Earlier this week, the Court of Appeals of Maryland discussed “seaman status,” and the distinction between seaman and land-based maritime workers. The inquiry arose in the context of a state court negligence action. The injured worker was diagnosed with silicosis, and eventually died from his illness. But was the decedent a seaman? The court’s introduction succinctly answered the seaman status question:
Maritime law has long recognized the “special hazards and disadvantages to which they who go down to sea in ships are subjected,” especially exposure to “the perils of the sea … with little opportunity to avoid those dangers or to discover and protect themselves from them.” When maritime workers at sea suffer sickness or injury, they are entirely at the mercy of their employer, and it is often said that they are “wards of admiralty.” Federal law provides certain rights and protections to compensate for those risks. One such measure is the Jones Act, 46 U.S.C. § 30104, which provides a seaman with a cause of action against the seaman’s employer for injuries incurred within the scope of employment.
Who is a “seaman”? This is a recurring question in the case law under the Jones Act. The Supreme Court offered guidance in three decisions in the 1990s, but subsequent lower court decisions have resulted in a tempest of varying, and often conflicting, interpretations. Although as a state court we do not speak authoritatively on this issue, it is our task in this case to discern what we can from these decisions.
In the complaint under the Jones Act that commenced this case, William S. Dize alleged that he was injured as a result of the negligence by his employer, Respondent Association of Maryland Pilots (the “Association”). Whether that claim was properly made under the Jones Act depends on whether Mr. Dize was a “seaman” at the time of the alleged negligence. To distinguish seamen from land-based workers, the Supreme Court has adopted a “rule of thumb” that a seaman must ordinarily have spent at least 30 percent of work time in service of a vessel in navigation. We hold, consistent with the purpose of the Jones Act and guidance of the Supreme Court, that the time Mr. Dize spent maintaining vessels that were dockside or ashore is not to be considered and, accordingly, that the lower courts correctly concluded that he was not a seaman.

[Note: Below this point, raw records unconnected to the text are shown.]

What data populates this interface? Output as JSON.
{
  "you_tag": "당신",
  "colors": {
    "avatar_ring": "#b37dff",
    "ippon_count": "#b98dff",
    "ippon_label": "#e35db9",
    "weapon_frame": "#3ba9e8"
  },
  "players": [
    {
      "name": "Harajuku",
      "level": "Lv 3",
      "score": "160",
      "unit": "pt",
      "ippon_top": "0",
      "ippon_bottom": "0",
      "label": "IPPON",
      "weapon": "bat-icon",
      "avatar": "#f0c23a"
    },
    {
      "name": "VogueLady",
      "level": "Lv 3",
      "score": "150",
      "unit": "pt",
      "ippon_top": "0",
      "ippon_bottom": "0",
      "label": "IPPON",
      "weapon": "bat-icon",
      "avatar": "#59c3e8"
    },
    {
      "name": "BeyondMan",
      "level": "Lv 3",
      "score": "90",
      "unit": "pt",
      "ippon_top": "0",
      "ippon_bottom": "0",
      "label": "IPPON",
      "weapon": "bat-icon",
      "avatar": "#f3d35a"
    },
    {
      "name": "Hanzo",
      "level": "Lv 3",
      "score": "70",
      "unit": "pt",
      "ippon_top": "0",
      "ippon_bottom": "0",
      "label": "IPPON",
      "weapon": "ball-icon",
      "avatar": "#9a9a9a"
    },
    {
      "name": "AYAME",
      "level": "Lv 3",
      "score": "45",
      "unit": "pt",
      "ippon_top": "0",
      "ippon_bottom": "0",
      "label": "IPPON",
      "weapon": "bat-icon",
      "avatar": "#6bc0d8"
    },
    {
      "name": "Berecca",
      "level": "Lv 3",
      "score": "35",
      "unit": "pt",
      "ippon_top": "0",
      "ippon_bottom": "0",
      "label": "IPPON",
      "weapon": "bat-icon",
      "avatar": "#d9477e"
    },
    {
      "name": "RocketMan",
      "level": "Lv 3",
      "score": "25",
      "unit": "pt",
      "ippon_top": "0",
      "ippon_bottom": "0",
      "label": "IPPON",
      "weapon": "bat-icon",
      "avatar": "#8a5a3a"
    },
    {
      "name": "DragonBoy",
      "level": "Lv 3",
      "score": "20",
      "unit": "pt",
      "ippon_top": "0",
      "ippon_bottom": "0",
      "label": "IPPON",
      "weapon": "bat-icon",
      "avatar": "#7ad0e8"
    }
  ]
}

The work duties that did not count towards the 30% threshold included the following:
Mr. Dize’s time spent maintaining the Association’s vessels while they were docked or onshore at the Solomons Island Transfer Station (as well as his time spent performing upkeep of the station property) does not count toward the 30 percent threshold for the same reasons. As in the cases cited above, these duties—performing overhauls and refits of vessels; painting; sanding; changing propellers, rotors, shafts, and rub rails; replacing zinc anodes; cleaning the boat interiors; and fueling—did not subject him to the “caprices of open water,” and, in the case of an emergency, “onshore assistance was never far away.” During his commission of this work, there would never be a “need to abandon ship” or “survive exposure to the elements until help arrives.” His proximity to shore meant that there was no danger of unusual “delay or inconvenience in being transported to medical attention for injuries.” This work plainly did not subject Mr. Dize to the perils of the sea, and therefore did not comprise sea-based activities that should have been counted in the Circuit Court’s duration analysis.